It may be 7 years in the dim and distant property past but the 2005 Seller frenzy that saw many property prices being bidded up resulted in a massive buyer hangover that looks set to continue for the next 2 to 3 years. This prediction was made last week by Thomas Lawrence of Lew Geffen Sotheby’s in Port Elizabeth.
In 2012 home owners have seen the real value of their homes slip drastically from the prices paid for them in 2005 BUT the real growth rate (with inflation stripped out) over the past 12 years has been a healthy 70.3%. Those purchases made before 2005 have shown decent growth.
The Knowledge Factory’s property data indicates that for properties valued between R300 000 and R5 000 000 the compound annual growth rate based on median prices for the past 4 years has just managed to crawl above the zero mark to 0.06%. FNB’s research, based on a different set of variables, puts real house price growth over the same period deep into negative territory at -12.6%.
As Thomas says; “The profit is made before you buy”
In 2005 43.5% of properties sold for less than the asking price. Today that figure has climbed to 81% – a sad indictment of sellers’ expectations and estate-agent complicity. As a result properties are taking much longer to sell. In 2005 it took, on average, only 7 weeks to sell a house. In 2010 it more than doubled to 15 weeks and 4 days. The average time to sell a home in 2012 has climbed to 17 weeks.
The sentiment amongst Estate Agents is that agents are continuing to leave the industry by the churn is slowing down which could be an early indicator of better sentiment for the property market. Bond lending rates are slightly up by 0.08% and the bond acceptance rate has climbed to 55% from below 50% last year.
The above factors combined with low interest rates, lower prices and a 2 to 3 year sideways movement could indicate a decent starting point for many to re-enter the property market.
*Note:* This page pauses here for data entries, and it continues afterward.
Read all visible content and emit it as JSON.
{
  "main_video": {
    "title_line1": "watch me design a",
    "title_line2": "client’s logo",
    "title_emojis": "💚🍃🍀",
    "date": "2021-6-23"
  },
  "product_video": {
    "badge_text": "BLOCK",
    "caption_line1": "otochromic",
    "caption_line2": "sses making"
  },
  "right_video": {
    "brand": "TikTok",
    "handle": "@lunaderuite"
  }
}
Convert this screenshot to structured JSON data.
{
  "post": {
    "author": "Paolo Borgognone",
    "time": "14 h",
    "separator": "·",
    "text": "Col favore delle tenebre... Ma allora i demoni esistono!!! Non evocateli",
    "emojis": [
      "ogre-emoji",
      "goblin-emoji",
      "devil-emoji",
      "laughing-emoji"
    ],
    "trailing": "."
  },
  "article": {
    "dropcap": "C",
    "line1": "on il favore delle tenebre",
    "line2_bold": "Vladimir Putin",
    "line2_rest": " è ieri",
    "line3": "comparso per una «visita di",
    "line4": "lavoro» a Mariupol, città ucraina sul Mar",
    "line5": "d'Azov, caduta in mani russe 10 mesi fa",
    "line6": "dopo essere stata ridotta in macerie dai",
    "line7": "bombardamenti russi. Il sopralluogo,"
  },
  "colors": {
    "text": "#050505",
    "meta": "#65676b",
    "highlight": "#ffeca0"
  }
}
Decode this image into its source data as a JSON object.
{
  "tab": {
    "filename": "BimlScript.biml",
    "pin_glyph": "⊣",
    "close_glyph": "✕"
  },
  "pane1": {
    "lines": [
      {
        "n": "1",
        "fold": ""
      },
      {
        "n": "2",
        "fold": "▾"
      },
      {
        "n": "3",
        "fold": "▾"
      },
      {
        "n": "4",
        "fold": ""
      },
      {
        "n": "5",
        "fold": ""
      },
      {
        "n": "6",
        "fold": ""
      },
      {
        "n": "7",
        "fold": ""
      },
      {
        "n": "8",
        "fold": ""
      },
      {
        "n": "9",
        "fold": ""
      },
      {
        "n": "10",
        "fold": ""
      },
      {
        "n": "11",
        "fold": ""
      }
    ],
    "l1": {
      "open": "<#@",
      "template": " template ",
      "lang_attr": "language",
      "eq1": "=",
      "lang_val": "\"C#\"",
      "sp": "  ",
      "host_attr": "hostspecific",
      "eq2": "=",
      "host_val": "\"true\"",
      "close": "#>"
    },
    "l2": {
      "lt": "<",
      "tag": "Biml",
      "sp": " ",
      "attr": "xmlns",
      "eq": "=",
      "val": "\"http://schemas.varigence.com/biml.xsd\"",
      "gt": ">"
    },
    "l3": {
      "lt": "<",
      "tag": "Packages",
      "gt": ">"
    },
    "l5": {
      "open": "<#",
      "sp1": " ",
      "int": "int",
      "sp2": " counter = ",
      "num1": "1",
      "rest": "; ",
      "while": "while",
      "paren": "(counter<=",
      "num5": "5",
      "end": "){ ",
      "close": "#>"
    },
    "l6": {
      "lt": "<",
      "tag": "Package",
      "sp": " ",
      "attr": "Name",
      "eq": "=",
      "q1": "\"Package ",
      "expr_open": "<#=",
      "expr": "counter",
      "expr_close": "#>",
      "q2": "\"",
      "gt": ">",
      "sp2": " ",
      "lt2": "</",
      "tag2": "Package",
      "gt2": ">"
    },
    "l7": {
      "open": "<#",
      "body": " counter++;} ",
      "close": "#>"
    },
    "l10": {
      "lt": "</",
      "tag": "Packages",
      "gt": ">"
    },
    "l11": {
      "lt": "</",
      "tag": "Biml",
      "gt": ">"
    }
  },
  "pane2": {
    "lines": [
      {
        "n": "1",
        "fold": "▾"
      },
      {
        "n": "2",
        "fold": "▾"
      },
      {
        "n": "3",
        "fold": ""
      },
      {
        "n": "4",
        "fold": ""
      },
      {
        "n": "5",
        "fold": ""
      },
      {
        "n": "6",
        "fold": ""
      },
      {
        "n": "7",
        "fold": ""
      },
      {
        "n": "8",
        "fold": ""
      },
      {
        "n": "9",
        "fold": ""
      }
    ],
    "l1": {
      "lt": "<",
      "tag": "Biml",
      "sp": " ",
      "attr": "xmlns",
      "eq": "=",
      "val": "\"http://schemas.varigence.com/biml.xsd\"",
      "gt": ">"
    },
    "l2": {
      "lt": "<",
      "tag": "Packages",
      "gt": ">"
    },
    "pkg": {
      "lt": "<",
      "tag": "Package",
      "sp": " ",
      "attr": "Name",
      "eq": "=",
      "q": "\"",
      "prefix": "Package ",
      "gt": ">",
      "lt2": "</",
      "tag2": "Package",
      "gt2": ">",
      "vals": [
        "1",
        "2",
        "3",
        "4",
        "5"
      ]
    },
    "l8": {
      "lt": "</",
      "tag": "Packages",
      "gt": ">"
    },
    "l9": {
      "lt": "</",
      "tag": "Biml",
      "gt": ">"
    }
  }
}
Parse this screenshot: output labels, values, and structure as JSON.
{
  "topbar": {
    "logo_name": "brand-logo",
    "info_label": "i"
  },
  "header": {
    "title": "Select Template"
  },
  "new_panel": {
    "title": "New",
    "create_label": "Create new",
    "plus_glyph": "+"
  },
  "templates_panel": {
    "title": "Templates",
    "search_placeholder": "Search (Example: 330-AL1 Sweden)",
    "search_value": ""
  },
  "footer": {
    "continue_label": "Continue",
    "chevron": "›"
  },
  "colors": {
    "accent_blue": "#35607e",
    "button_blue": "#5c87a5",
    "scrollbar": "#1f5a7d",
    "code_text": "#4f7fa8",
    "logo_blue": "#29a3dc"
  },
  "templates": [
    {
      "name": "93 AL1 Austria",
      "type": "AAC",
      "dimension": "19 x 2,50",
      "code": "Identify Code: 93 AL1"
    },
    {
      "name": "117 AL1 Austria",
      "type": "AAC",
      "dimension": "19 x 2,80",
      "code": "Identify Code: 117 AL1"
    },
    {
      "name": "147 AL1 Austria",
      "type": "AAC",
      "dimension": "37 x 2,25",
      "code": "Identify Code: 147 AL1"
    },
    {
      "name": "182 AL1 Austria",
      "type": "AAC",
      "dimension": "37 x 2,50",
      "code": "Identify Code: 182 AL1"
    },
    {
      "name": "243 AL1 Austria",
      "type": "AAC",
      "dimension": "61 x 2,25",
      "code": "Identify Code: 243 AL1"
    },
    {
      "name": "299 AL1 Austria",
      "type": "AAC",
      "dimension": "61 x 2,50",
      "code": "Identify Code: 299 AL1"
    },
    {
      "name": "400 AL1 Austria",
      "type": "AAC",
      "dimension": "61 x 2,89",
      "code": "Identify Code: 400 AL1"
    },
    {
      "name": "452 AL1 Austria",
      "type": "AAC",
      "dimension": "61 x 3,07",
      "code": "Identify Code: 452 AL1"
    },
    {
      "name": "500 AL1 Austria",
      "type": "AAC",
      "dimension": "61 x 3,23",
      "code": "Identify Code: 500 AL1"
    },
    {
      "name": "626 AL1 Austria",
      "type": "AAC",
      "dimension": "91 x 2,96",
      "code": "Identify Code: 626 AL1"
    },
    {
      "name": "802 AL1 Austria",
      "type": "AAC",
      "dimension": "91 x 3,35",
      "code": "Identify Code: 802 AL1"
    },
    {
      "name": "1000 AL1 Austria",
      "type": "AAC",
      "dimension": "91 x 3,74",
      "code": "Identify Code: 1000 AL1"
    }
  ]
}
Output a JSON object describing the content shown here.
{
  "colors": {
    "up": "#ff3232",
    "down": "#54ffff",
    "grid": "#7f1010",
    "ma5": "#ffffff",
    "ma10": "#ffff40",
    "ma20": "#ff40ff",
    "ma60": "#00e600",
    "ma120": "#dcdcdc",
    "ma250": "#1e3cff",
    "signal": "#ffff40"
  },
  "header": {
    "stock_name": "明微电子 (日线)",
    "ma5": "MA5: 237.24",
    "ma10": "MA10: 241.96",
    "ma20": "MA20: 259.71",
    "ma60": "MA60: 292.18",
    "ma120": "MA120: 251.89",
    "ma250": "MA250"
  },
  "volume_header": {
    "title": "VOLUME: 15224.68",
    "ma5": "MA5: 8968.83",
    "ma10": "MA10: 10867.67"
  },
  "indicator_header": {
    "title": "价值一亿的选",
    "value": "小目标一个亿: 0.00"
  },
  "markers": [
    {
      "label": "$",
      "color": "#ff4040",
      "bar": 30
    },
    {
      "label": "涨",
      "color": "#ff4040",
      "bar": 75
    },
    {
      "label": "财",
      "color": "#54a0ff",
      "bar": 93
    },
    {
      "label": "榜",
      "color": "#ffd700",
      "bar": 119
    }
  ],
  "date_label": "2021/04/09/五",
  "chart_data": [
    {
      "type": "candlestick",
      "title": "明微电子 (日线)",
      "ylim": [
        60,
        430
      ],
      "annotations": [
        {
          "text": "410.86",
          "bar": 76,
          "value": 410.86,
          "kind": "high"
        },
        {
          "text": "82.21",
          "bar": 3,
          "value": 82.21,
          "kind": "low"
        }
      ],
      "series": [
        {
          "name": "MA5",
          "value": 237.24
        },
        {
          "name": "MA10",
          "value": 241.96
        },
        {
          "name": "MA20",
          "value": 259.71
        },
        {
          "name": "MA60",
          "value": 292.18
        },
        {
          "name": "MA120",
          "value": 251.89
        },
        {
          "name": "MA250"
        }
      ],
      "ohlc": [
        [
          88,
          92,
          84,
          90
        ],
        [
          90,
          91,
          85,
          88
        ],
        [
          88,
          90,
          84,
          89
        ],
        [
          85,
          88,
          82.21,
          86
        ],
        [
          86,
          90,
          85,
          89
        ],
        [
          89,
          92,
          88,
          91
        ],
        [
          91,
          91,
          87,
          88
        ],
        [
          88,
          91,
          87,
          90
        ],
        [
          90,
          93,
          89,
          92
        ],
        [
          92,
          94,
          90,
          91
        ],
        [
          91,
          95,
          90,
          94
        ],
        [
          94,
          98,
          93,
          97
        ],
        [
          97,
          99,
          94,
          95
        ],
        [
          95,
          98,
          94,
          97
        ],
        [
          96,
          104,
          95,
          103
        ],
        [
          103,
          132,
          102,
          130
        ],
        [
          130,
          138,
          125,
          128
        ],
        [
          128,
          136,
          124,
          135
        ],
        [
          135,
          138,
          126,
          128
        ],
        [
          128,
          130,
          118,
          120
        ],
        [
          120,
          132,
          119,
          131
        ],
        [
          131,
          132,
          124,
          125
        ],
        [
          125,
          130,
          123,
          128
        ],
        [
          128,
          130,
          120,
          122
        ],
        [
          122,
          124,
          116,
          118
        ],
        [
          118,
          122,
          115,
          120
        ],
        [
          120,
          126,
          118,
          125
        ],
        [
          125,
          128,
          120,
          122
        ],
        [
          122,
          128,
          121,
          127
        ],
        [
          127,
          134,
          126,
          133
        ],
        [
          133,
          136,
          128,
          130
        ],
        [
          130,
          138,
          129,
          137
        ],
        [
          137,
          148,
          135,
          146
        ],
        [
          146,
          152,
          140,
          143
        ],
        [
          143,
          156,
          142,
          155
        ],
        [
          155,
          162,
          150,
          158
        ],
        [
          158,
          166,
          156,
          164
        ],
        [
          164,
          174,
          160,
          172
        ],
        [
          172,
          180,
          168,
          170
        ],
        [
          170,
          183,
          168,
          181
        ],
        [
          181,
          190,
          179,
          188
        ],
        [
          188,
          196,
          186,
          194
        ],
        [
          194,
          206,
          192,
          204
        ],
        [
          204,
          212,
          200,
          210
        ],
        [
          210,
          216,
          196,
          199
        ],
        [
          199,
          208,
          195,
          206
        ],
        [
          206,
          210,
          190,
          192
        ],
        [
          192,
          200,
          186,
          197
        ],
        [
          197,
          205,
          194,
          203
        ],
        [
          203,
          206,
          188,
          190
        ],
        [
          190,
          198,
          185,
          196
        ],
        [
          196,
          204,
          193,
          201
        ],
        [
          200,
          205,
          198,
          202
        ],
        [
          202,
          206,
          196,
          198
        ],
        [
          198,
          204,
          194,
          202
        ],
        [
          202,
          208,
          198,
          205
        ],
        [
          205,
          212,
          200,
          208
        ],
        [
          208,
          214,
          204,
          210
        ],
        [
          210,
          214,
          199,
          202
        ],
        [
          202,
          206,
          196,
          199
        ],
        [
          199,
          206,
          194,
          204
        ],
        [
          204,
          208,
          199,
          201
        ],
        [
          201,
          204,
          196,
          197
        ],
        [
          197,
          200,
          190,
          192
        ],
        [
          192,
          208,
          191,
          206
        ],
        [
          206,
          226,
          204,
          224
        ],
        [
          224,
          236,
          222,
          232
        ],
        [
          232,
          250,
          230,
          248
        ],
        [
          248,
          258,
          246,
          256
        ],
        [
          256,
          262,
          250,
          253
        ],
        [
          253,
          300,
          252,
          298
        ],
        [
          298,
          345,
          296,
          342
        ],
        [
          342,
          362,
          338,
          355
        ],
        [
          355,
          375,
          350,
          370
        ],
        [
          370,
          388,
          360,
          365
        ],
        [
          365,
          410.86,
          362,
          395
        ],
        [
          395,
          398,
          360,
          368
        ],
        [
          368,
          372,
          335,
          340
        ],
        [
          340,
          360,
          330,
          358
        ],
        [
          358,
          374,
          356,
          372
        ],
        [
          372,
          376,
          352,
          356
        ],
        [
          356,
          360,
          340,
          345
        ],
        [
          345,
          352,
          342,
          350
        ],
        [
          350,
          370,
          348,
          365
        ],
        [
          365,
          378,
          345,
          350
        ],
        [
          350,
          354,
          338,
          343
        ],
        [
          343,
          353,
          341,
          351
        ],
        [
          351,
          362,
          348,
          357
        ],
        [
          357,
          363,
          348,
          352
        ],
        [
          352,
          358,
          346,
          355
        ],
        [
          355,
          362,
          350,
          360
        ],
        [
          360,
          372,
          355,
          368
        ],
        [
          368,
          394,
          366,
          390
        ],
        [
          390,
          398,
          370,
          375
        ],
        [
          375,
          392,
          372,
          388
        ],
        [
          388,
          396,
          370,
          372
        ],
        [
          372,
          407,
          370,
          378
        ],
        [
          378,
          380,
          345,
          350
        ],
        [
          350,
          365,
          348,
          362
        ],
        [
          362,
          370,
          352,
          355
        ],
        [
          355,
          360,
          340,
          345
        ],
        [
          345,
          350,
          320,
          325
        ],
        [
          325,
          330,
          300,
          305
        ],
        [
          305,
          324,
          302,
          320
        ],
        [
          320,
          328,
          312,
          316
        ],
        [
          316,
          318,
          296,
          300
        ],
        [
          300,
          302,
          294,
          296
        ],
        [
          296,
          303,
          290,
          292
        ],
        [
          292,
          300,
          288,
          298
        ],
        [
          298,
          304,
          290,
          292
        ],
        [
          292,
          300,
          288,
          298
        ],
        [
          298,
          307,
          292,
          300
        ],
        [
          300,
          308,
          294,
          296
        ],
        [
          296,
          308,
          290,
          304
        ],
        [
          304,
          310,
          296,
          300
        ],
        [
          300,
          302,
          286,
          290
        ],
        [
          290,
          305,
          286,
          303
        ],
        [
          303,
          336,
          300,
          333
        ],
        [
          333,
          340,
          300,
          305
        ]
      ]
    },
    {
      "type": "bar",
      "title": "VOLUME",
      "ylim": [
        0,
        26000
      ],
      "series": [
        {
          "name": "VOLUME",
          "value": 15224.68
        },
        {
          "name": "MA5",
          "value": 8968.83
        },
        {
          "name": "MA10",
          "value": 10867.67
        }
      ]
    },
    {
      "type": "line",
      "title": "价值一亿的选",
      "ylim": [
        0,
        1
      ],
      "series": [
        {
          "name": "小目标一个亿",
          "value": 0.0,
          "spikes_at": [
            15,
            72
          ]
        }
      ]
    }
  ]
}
Lawrence points out the normal ‘cast in stone’ rules apply:
- ‘Location, location, location’ means purchasing the “worst” home in the best area you can afford. This will prevent you from overcapitalizing when you start adding-on or renovating. In addition, foresight may prevent you from incurring relocation costs while navigating life-cycle changes.
- Ensure you can afford the current interest rate PLUS an additional 2%. You will be bitterly disappointed when, due to inadequate planning, you are coerced to liquidate your investment before you have made a healthy return.
- Manage potential risks/benefits. Consider how crime may affect property values such as its proximity to informal settlements or taxi ranks. Conversely, having your home next to a transport node or new Mall may increase its value, but consider the increased traffic or noise factors.